Impairment renal PPARα signalling decreased activity of the FAO pathway and aggravated renal fibrosis development [49]. Administration of fenofibrate, a PPARα agonist, restored the fatty oxidation defect and tubulointerstitial fibrosis in CKD [50, 51]. PGC-1α is a coactivator of PPARα in the transcriptional control of mitochondrial FAO capacity [39]. We investigated whether Hypo-EVs can increase PPARα signaling and restore FAO in I/R injury. Our results showed that there were no obvious difference in the expression of PGC-1α and PPARa between Norm-EVs and Hypo-EVs. Therefore, there must be other factors that promote the occurrence of this process. Mitochondrias are the powerhouse for FAO to generate energy for the cell [52]. Mitochondrial dysfunction is critical in the pathogenesis of kidney fibrosis [53]. Restoration of mitochondrial homeostasis has emerged as a promising therapeutic strategy to prevent kidney injury and accelerate kidney repair [25]. Recent studies have indicated that MSC-EVs have a protective effect on mitochondrial damage caused by AKI, which protects TECs against insult by reducing mitochondrial fragmentation, normalising mitochondrial membrane potential, and reversing mtDNA deletion and mitochondrial OXPHOS defects [26, 27]. Our results showed that Hypo-EVs treatment recovered abnormal mitochondrial morphology shift, increased mitochondrial mass and enhanced mitochondrial function in fibrotic kidneys. Our findings indicate that effects of Hypo-EVs on FAO may be achieved by regulating mitochondrial homeostasis.

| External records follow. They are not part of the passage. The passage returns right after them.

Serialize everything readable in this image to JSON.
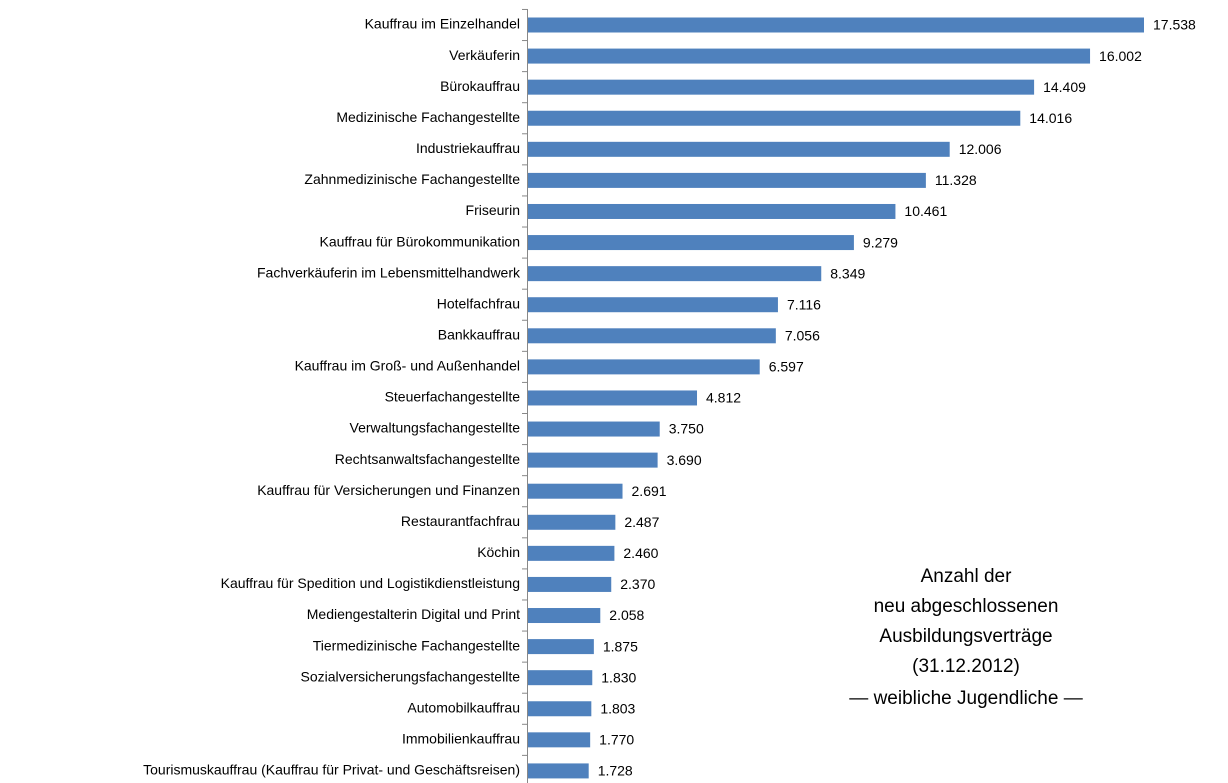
{
  "chart_data": {
    "type": "bar",
    "orientation": "horizontal",
    "color": "#4f81bd",
    "categories": [
      "Kauffrau im Einzelhandel",
      "Verkäuferin",
      "Bürokauffrau",
      "Medizinische Fachangestellte",
      "Industriekauffrau",
      "Zahnmedizinische Fachangestellte",
      "Friseurin",
      "Kauffrau für Bürokommunikation",
      "Fachverkäuferin im Lebensmittelhandwerk",
      "Hotelfachfrau",
      "Bankkauffrau",
      "Kauffrau im Groß- und Außenhandel",
      "Steuerfachangestellte",
      "Verwaltungsfachangestellte",
      "Rechtsanwaltsfachangestellte",
      "Kauffrau für Versicherungen und Finanzen",
      "Restaurantfachfrau",
      "Köchin",
      "Kauffrau für Spedition und Logistikdienstleistung",
      "Mediengestalterin Digital und Print",
      "Tiermedizinische Fachangestellte",
      "Sozialversicherungsfachangestellte",
      "Automobilkauffrau",
      "Immobilienkauffrau",
      "Tourismuskauffrau (Kauffrau für Privat- und Geschäftsreisen)"
    ],
    "values": [
      17538,
      16002,
      14409,
      14016,
      12006,
      11328,
      10461,
      9279,
      8349,
      7116,
      7056,
      6597,
      4812,
      3750,
      3690,
      2691,
      2487,
      2460,
      2370,
      2058,
      1875,
      1830,
      1803,
      1770,
      1728
    ],
    "value_labels": [
      "17.538",
      "16.002",
      "14.409",
      "14.016",
      "12.006",
      "11.328",
      "10.461",
      "9.279",
      "8.349",
      "7.116",
      "7.056",
      "6.597",
      "4.812",
      "3.750",
      "3.690",
      "2.691",
      "2.487",
      "2.460",
      "2.370",
      "2.058",
      "1.875",
      "1.830",
      "1.803",
      "1.770",
      "1.728"
    ],
    "annotation": [
      "Anzahl der",
      "neu abgeschlossenen",
      "Ausbildungsverträge",
      "(31.12.2012)",
      "— weibliche Jugendliche —"
    ]
  }
}
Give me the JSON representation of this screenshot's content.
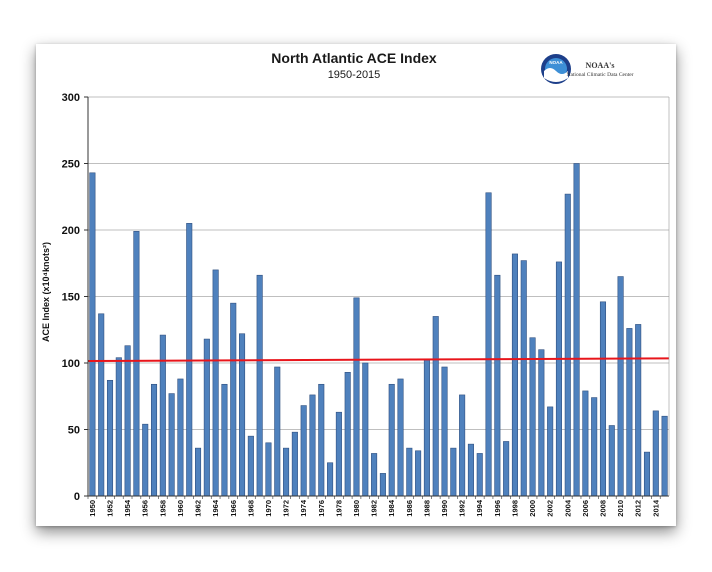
{
  "chart_data": {
    "type": "bar",
    "title": "North Atlantic ACE Index",
    "subtitle": "1950-2015",
    "ylabel": "ACE Index (x10⁴knots²)",
    "ylim": [
      0,
      300
    ],
    "yticks": [
      0,
      50,
      100,
      150,
      200,
      250,
      300
    ],
    "xtick_labels": [
      "1950",
      "1952",
      "1954",
      "1956",
      "1958",
      "1960",
      "1962",
      "1964",
      "1966",
      "1968",
      "1970",
      "1972",
      "1974",
      "1976",
      "1978",
      "1980",
      "1982",
      "1984",
      "1986",
      "1988",
      "1990",
      "1992",
      "1994",
      "1996",
      "1998",
      "2000",
      "2002",
      "2004",
      "2006",
      "2008",
      "2010",
      "2012",
      "2014"
    ],
    "grid": true,
    "colors": {
      "bar": "#4f81bd",
      "bar_edge": "#2f4f7f",
      "trend": "#e8151b",
      "grid": "#aaaaaa"
    },
    "series": [
      {
        "x": [
          1950,
          1951,
          1952,
          1953,
          1954,
          1955,
          1956,
          1957,
          1958,
          1959,
          1960,
          1961,
          1962,
          1963,
          1964,
          1965,
          1966,
          1967,
          1968,
          1969,
          1970,
          1971,
          1972,
          1973,
          1974,
          1975,
          1976,
          1977,
          1978,
          1979,
          1980,
          1981,
          1982,
          1983,
          1984,
          1985,
          1986,
          1987,
          1988,
          1989,
          1990,
          1991,
          1992,
          1993,
          1994,
          1995,
          1996,
          1997,
          1998,
          1999,
          2000,
          2001,
          2002,
          2003,
          2004,
          2005,
          2006,
          2007,
          2008,
          2009,
          2010,
          2011,
          2012,
          2013,
          2014,
          2015
        ],
        "values": [
          243,
          137,
          87,
          104,
          113,
          199,
          54,
          84,
          121,
          77,
          88,
          205,
          36,
          118,
          170,
          84,
          145,
          122,
          45,
          166,
          40,
          97,
          36,
          48,
          68,
          76,
          84,
          25,
          63,
          93,
          149,
          100,
          32,
          17,
          84,
          88,
          36,
          34,
          103,
          135,
          97,
          36,
          76,
          39,
          32,
          228,
          166,
          41,
          182,
          177,
          119,
          110,
          67,
          176,
          227,
          250,
          79,
          74,
          146,
          53,
          165,
          126,
          129,
          33,
          64,
          60
        ]
      }
    ],
    "trend": {
      "start": 101.5,
      "end": 103.5
    }
  },
  "logo": {
    "emblem_text": "NOAA",
    "name": "NOAA's",
    "subtitle": "National Climatic Data Center"
  }
}
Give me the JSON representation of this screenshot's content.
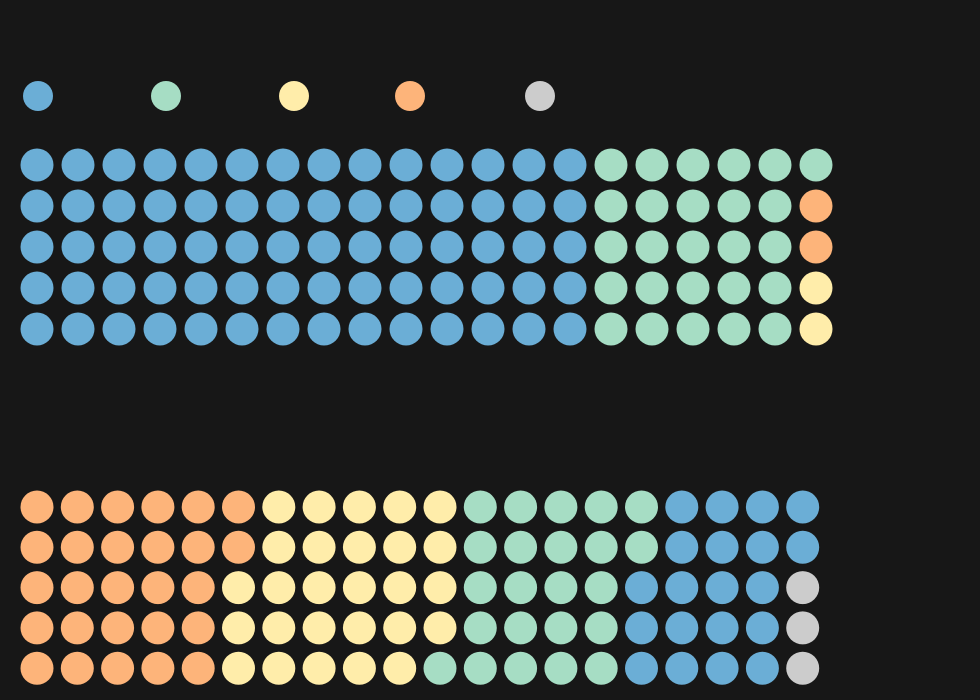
{
  "chart_data": [
    {
      "type": "waffle",
      "grid": {
        "rows": 5,
        "columns": 20
      },
      "fill_order": "column-major",
      "legend": {
        "position": "top-left",
        "labels_visible": false,
        "entries": [
          "a",
          "b",
          "c",
          "d",
          "e"
        ]
      },
      "series": [
        {
          "key": "a",
          "color": "#6BAED6",
          "count": 70
        },
        {
          "key": "b",
          "color": "#A6DDC4",
          "count": 26
        },
        {
          "key": "c",
          "color": "#FFEDAA",
          "count": 2
        },
        {
          "key": "d",
          "color": "#FDB47A",
          "count": 2
        },
        {
          "key": "e",
          "color": "#CCCCCC",
          "count": 0
        }
      ],
      "fill_sequence": [
        "a",
        "b",
        "d",
        "c"
      ]
    },
    {
      "type": "waffle",
      "grid": {
        "rows": 5,
        "columns": 20
      },
      "fill_order": "column-major",
      "series": [
        {
          "key": "d",
          "color": "#FDB47A",
          "count": 27
        },
        {
          "key": "c",
          "color": "#FFEDAA",
          "count": 27
        },
        {
          "key": "b",
          "color": "#A6DDC4",
          "count": 23
        },
        {
          "key": "a",
          "color": "#6BAED6",
          "count": 20
        },
        {
          "key": "e",
          "color": "#CCCCCC",
          "count": 3
        }
      ],
      "fill_sequence": [
        "d",
        "c",
        "b",
        "a",
        "e"
      ]
    }
  ],
  "colors": {
    "background": "#171717",
    "a": "#6BAED6",
    "b": "#A6DDC4",
    "c": "#FFEDAA",
    "d": "#FDB47A",
    "e": "#CCCCCC"
  }
}
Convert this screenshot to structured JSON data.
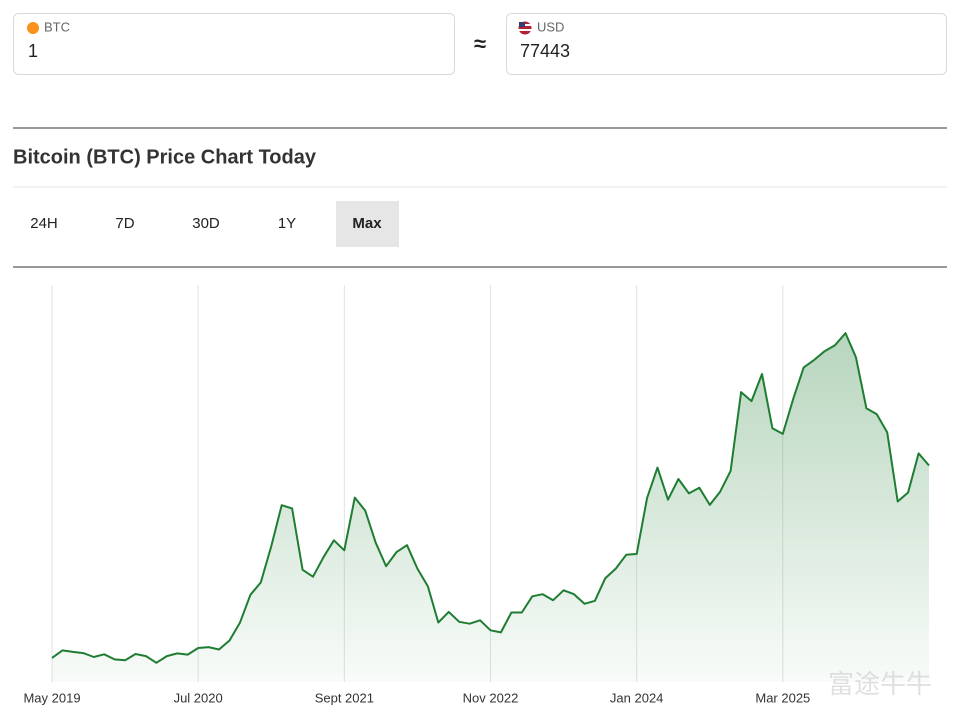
{
  "converter": {
    "from": {
      "currency": "BTC",
      "amount": "1"
    },
    "approx": "≈",
    "to": {
      "currency": "USD",
      "amount": "77443"
    }
  },
  "tabs": {
    "items": [
      "24H",
      "7D",
      "30D",
      "1Y",
      "Max"
    ],
    "active": "Max"
  },
  "watermark": "富途牛牛",
  "chart_data": {
    "type": "area",
    "title": "Bitcoin (BTC) Price Chart Today",
    "color": "#1e7d32",
    "grid": true,
    "ylim": [
      0,
      132000
    ],
    "categories": [
      "May 2019",
      null,
      null,
      null,
      null,
      null,
      null,
      null,
      null,
      null,
      null,
      null,
      null,
      null,
      "Jul 2020",
      null,
      null,
      null,
      null,
      null,
      null,
      null,
      null,
      null,
      null,
      null,
      null,
      null,
      "Sept 2021",
      null,
      null,
      null,
      null,
      null,
      null,
      null,
      null,
      null,
      null,
      null,
      null,
      null,
      "Nov 2022",
      null,
      null,
      null,
      null,
      null,
      null,
      null,
      null,
      null,
      null,
      null,
      null,
      null,
      "Jan 2024",
      null,
      null,
      null,
      null,
      null,
      null,
      null,
      null,
      null,
      null,
      null,
      null,
      null,
      "Mar 2025",
      null,
      null,
      null,
      null,
      null,
      null,
      null,
      null,
      null,
      null,
      null,
      null,
      null,
      null
    ],
    "values": [
      8000,
      10500,
      10000,
      9600,
      8300,
      9200,
      7500,
      7200,
      9300,
      8600,
      6400,
      8600,
      9500,
      9100,
      11300,
      11600,
      10800,
      13800,
      19700,
      29000,
      33100,
      45200,
      58800,
      57700,
      37300,
      35000,
      41500,
      47100,
      43800,
      61300,
      57000,
      46300,
      38500,
      43200,
      45500,
      37700,
      31800,
      19800,
      23300,
      20000,
      19400,
      20500,
      17200,
      16500,
      23100,
      23100,
      28500,
      29200,
      27200,
      30500,
      29200,
      26000,
      27000,
      34500,
      37700,
      42300,
      42600,
      61200,
      71300,
      60600,
      67500,
      62700,
      64600,
      58900,
      63300,
      70200,
      96400,
      93400,
      102400,
      84400,
      82500,
      94200,
      104600,
      107100,
      110000,
      112000,
      116000,
      108000,
      91000,
      89000,
      83000,
      60000,
      63000,
      76000,
      72000
    ]
  }
}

There are some limitations in our study. For example, our data demonstrate that Hypo-EVs have better anti-fibrosis effects in I/R injury mice than Norm-EVs. However, we did not determine the differentially expression of contents between Norm-EVs and Hypo-EVs and also not evaluated the specific manner by which Hypo-EVs affect mitochondrial homeostasis in this study.

Conclusions

In summary, our data indicate that Hypo-EVs significantly inhibit the renal fibrosis by restoring CPT1A-mediated FAO, and these effects may be achieved by regulating mitochondrial homeostasis. Our findings provide further mechanism support for the development of cell-free therapy for renal fibrosis.